The first “proof of life” secured by Jamiri was a picture and a video of Bossi in captivity. The picture appeared in some newspapers two days after it was given to Caringal’s group. “That should not have happened,” says Caringal, as it potentially compromised details of the talks. He adds that the materials did not assure him and his team that Bossi was still alive. There was nothing in the picture and the video to indicate when they were taken, diluting their validity as proof of life. A source says the picture found its way to the papers when someone close to the negotiations sold it to Bossi’s colleagues for P50,000.

It remains unclear whether Jamiri had direct, personal meetings with the kidnappers during the talks, or if he was using a conduit. What is clear is that he was chosen for the job because he alone provided tangible proof that he had the right network that linked the PNP to Bossi’s kidnappers.

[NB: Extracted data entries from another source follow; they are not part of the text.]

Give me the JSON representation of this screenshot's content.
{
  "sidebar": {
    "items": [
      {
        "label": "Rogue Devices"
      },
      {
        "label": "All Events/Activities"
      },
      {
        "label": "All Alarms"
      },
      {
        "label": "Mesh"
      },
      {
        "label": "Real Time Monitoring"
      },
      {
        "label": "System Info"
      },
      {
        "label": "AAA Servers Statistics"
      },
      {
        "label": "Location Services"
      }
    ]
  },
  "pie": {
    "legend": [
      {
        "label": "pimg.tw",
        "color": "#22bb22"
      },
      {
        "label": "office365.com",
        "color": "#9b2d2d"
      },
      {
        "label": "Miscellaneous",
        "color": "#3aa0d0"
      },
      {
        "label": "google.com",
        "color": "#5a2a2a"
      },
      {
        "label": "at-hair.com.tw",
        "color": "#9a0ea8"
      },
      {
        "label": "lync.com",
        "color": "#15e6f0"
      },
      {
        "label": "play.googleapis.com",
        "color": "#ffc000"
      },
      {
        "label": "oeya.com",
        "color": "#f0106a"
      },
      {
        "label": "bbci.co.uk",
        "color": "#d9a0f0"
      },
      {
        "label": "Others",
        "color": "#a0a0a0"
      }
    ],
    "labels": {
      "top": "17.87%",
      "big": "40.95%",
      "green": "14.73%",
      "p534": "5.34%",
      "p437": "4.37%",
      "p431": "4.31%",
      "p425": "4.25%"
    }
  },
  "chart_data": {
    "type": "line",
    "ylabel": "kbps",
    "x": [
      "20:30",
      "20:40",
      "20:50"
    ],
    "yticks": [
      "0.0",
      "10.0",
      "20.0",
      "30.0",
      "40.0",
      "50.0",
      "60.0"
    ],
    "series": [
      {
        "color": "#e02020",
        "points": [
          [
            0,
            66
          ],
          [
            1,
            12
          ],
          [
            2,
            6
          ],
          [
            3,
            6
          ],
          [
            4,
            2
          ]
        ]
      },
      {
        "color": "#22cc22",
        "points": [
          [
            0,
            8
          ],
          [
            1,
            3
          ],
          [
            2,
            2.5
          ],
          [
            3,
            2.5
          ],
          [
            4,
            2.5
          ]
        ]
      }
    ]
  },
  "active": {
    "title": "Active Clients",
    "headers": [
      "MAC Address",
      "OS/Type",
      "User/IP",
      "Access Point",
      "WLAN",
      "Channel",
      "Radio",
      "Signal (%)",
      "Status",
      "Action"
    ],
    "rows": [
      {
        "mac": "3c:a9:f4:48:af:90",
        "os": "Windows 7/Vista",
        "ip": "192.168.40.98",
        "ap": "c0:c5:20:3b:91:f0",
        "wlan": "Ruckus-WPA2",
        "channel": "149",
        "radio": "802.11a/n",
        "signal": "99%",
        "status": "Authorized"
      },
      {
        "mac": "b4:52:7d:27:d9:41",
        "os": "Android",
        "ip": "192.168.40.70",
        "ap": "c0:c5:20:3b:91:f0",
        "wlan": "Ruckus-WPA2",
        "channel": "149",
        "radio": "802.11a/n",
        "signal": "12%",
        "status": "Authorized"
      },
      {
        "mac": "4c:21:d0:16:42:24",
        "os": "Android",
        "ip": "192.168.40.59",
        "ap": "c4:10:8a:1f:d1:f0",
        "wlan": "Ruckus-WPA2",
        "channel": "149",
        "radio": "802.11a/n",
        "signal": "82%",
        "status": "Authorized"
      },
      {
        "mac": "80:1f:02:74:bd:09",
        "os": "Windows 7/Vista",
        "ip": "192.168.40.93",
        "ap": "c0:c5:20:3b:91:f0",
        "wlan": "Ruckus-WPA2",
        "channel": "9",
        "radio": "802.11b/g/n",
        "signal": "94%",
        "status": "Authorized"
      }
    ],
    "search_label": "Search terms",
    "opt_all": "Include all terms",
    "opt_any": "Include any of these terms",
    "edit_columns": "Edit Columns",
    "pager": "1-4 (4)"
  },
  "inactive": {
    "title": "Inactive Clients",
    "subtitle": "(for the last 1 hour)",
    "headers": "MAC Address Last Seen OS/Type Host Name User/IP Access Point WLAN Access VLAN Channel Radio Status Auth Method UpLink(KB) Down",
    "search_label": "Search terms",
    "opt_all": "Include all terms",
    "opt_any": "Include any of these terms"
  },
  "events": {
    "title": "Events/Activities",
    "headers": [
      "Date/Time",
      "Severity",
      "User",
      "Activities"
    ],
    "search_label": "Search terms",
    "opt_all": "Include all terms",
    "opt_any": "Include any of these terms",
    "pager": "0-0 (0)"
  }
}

Caringal refused to divulge whether Jamiri was paid for his services, admitting only to forking over money for the former mayor’s SIM card, cell-phone load, food and boarding expenses. His family was also given “protection” while the talks were ongoing.

The negotiators gave it another try, this time dictating the elements they wanted in the picture before it is shot. They gave Jamiri a July 11 copy of the Philippine Star, which they wanted to be shown with Bossi. Three days later, Jamiri produced the picture. That was when negotiations began, Caringal says. While the second picture made it to the hands of some journalists, this time, they refrained from printing it to avoid compromising the negotiations.

Fr. Bossi having noodle soup; Caringal (right, foreground)Around 2 p.m. of July 19, Caringal’s team received information that Bossi’s kidnappers, faced with mounting pressure from military and police operations, were about to abandon their captive. They have been trapped, unable to move for days because of increased police and military operations near the area where Bossi was being kept. A source says the number of kidnappers dwindled from 15 to five in the final days of the kidnapping.

Around 9 p.m. of the same day, Caringal’s team, already on the road, received news that Bossi had been turned over to a PNP-friendly emissary at the border of Zamboanga del Sur and Lanao del Norte. Bossi was reportedly escorted out of his captors’ mountain hideout, made to walk for two hours, and abandoned upon reaching a highway. The emissary sent by the PNP, who was also known to the kidnappers, met him there. Shortly before midnight, Caringal and his team had Bossi in their hands.

Caringal refuses to reveal details of the negotiations for Bossi’s release from the time his team received the second proof of life to the night the priest was freed, beyond saying his team used “persuasion, psy-war and pressure.” He says his team made use of tactics that showed the kidnappers “that they were not impregnable.”

A police source denies kidnapping was employed to obtain Bossi’s release. He could only go as far as admitting to “intimidation” of people who were related to Akhidin Abdusalam alias Commander Khidi. Khidi, the alleged brains of the kidnapping, is said to be a rogue commander of the Moro Islamic Liberation Front. And as children are often raised in a culture of extended families in Mindanao, Khidi was vulnerable.

“We dealt with them in a manner that they will understand, and we communicated in a language that both (sides) understood,” Caringal says. He adds that no ransom was paid, and that no abduction of anyone related to the kidnappers took place.

Caringal is a member of the Philippine Military Academy class of 1976. He was formerly the PNP‘s intelligence chief before being named regional commander of the PNP in Southern Luzon and later in Western Mindanao. A son-in-law of the controversial retired general Fortunato Abat, he retires next year.